As one of the leading multi-GPU deep learning cloud providers, we have a lot of partners that are working to further the advancements of deep learning. We wanted to build a community where we could help our customers connect with our partners to save time, money, and resources. The partners included in our AI Ecosystem have tested their products on our platform and have worked special arrangements with us to provide their solutions to you through our cloud service. They've all agreed to offer their services as a flat-rate included with our service, or as a stand-alone product, so you can continue to trust that you won't ever get a variable bill from us.
The Kubeflow project is dedicated to making deployments of machine learning (ML) workflows on Kubernetes simple, portable and scalable. Its goal is to make scaling machine learning (ML) models and deploying them to production as simple as possible, by letting Kubernetes do what it’s great at: (1) Easy, repeatable, portable deployments on a diverse infrastructure, (2) Deploying and managing loosely-coupled microservices, (3) Scaling based on demand. Anywhere you are running Kubernetes, you should be able to run Kubeflow.
The Lucd Artificial Intelligence platform is a highly flexible platform that includes applications for data ingestion, exploration and business intelligence. In addition, Lucd is a platform for rapidly creating business specific AI capabilities and solutions.
With DKube from One Convergence, the data scientists do not need extensive IT expertise to find, download, and maintain ML frameworks, CUDA libraries, RDMA tools and various of other tools and libraries. Dkube installs on the Cirrascale Cloud Services platform in less than hour and can onboard a customer's data scientists quickly allowing them to conduct their Tensorflow or PyTorch experiments with ease.
Spell lets you start running cloud ML projects out of the box so you can get to the fun stuff faster. Start-ups and big businesses alike use Spell to accelerate discovery and manage their end-to-end machine learning pipeline. Easily keep track of models and results, and deploy them to Kubernetes/Kubeflow with one click.
H2O is a fully open source, distributed in-memory ML platform with linear scalability. H2O supports the most widely used statistical and machine learning algorithms including gradient boosted machines, generalized linear models, deep learning and more. It has an industry leading AutoML functionality that automatically runs through all the algorithms and their hyperparameters to produce a leaderboard of the best models.
The OmniSci platform is designed to overcome the scalability and performance limitations of legacy analytics tools faced with the scale, velocity and location attributes of today’s big datasets. Those tools are collapsing, becoming too slow and too hardware-intensive to be effective in big data analytics. OmniSci is a breakthrough technology, originating from MIT, designed to leverage the massively parallel processing of GPUs alongside traditional CPU compute, for extraordinary performance at scale.

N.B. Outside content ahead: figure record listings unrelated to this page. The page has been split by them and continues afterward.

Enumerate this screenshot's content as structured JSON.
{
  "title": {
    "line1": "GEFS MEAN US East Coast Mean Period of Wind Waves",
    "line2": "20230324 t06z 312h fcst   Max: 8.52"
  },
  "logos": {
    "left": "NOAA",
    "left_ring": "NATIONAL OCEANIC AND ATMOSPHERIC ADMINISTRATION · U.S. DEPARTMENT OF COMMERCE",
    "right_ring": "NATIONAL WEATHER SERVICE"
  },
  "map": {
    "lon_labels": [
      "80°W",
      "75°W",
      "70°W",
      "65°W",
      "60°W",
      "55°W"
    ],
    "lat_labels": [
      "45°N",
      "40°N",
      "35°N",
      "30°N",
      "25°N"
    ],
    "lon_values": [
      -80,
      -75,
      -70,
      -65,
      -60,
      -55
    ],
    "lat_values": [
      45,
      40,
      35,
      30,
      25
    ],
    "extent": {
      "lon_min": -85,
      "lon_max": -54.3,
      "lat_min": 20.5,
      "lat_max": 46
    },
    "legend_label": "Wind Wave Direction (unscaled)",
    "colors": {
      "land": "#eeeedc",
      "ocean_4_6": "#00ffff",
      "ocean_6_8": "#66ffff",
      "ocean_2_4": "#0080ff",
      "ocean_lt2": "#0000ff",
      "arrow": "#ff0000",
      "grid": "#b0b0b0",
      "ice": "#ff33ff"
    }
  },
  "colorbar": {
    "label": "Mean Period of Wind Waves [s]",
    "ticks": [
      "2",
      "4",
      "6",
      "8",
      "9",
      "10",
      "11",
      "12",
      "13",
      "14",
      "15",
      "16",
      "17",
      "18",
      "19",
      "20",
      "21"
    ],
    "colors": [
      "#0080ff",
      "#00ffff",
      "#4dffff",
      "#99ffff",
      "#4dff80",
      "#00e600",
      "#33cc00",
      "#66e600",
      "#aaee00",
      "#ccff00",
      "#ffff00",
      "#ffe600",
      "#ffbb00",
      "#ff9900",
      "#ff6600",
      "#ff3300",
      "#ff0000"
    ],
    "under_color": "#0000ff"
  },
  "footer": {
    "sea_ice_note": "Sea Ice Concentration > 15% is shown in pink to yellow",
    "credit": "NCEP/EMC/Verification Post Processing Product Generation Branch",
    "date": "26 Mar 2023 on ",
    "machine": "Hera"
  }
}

PowerAI Vision makes computer vision with deep learning more accessible to business users. PowerAI Vision includes an intuitive toolset that empowers subject matter experts to label, train, and deploy deep learning vision models, without coding or deep learning expertise. It includes the most popular deep learning frameworks and their dependencies, and it is built for easy and rapid deployment and increased team productivity. By combining PowerAI Vision software with accelerated IBM® Power Systems™, enterprises can rapidly deploy a fully optimized and supported platform with blazing performance.
The absolute fastest storage offering to remove bottlenecks faced by customers who use inference training datasets consisting of millions of files to improve outcomes and increase accuracy of deep learning models. WekaIO’s Matrix software is a fully parallel and distributed file system that has been designed from scratch to leverage Flash technology. Both data and metadata are distributed across the entire storage infrastructure to ensure massively parallel access to NVMe drives.